Fpolicy vendors control the tunable options for their application. The best place to start is the installation and configuration guides from the Fpolicy Server vendor to make sure that the best practices are being met for the respective product. Configurations not meeting vendor best practices will likely result in decreased performance, putting the Storage Controller at the risk of pBlk exhaustion.
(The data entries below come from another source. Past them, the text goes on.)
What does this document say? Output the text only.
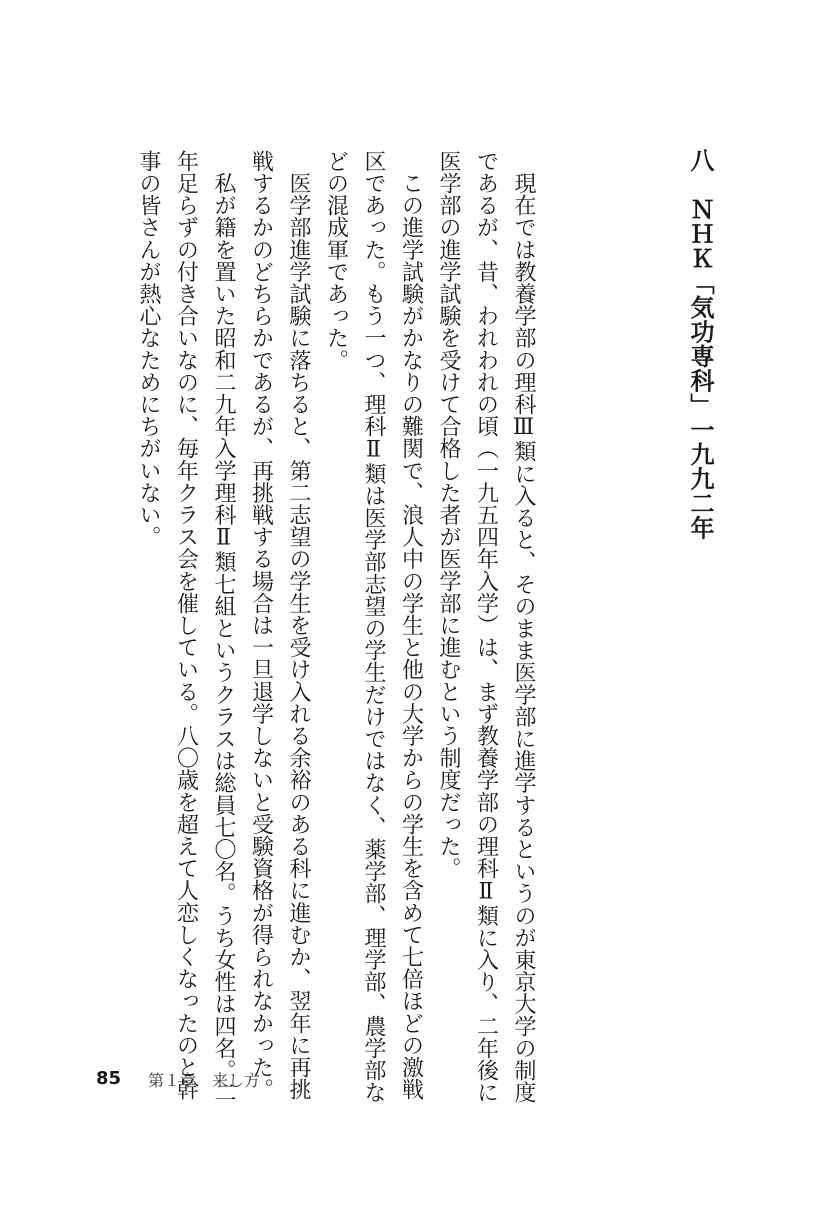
八　ＮＨＫ「気功専科」一九九二年

　現在では教養学部の理科Ⅲ類に入ると、そのまま医学部に進学するというのが東京大学の制度

であるが、昔、われわれの頃（一九五四年入学）は、まず教養学部の理科Ⅱ類に入り、二年後に

医学部の進学試験を受けて合格した者が医学部に進むという制度だった。

　この進学試験がかなりの難関で、浪人中の学生と他の大学からの学生を含めて七倍ほどの激戦

区であった。もう一つ、理科Ⅱ類は医学部志望の学生だけではなく、薬学部、理学部、農学部な

どの混成軍であった。

　医学部進学試験に落ちると、第二志望の学生を受け入れる余裕のある科に進むか、翌年に再挑

戦するかのどちらかであるが、再挑戦する場合は一旦退学しないと受験資格が得られなかった。

　私が籍を置いた昭和二九年入学理科Ⅱ類七組というクラスは総員七〇名。うち女性は四名。二

年足らずの付き合いなのに、毎年クラス会を催している。八〇歳を超えて人恋しくなったのと幹

事の皆さんが熱心なためにちがいない。

85 第１章　来し方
  • A sign that your Fpolicy Server could be contributing to pBlk exhaustion is the following:

Wed Sep 22 11:03:59 IST [cifs.server.infoMsg:info]: CIFS: Warning for server \filer1: Connection terminated.
Wed Sep 22 11:04:35 IST [fpolicy.fscreen.enable:info]: FPOLICY: File policy HSM1 (file screening) is enabled.
Wed Sep 22 11:05:06 IST [fpolicy.fscreen.server.droppedConn:warning]: FPOLICY: File policy server for fscreen policy HSM1 has disconnected from the filer.
Wed Sep 22 11:06:10 IST [fpolicy.fscreen.server.pingRejected:error]: FPOLICY: Error trying to get status from file screening server \filer1 for policy HSM1 [0x6d].
Wed Sep 22 11:11:01 IST [ems.engine.inputSuppress:info]: Event 'cifs.stats.pBlkExhaust' suppressed 34 times since Tue Sep 21 17:48:01 IST 2010.
Wed Sep 22 11:11:01 IST [cifs.stats.pBlkExhaust:info]: CIFS: All CIFS control blocks for the STANDARD pool are in use. The request for a new control block can not be granted.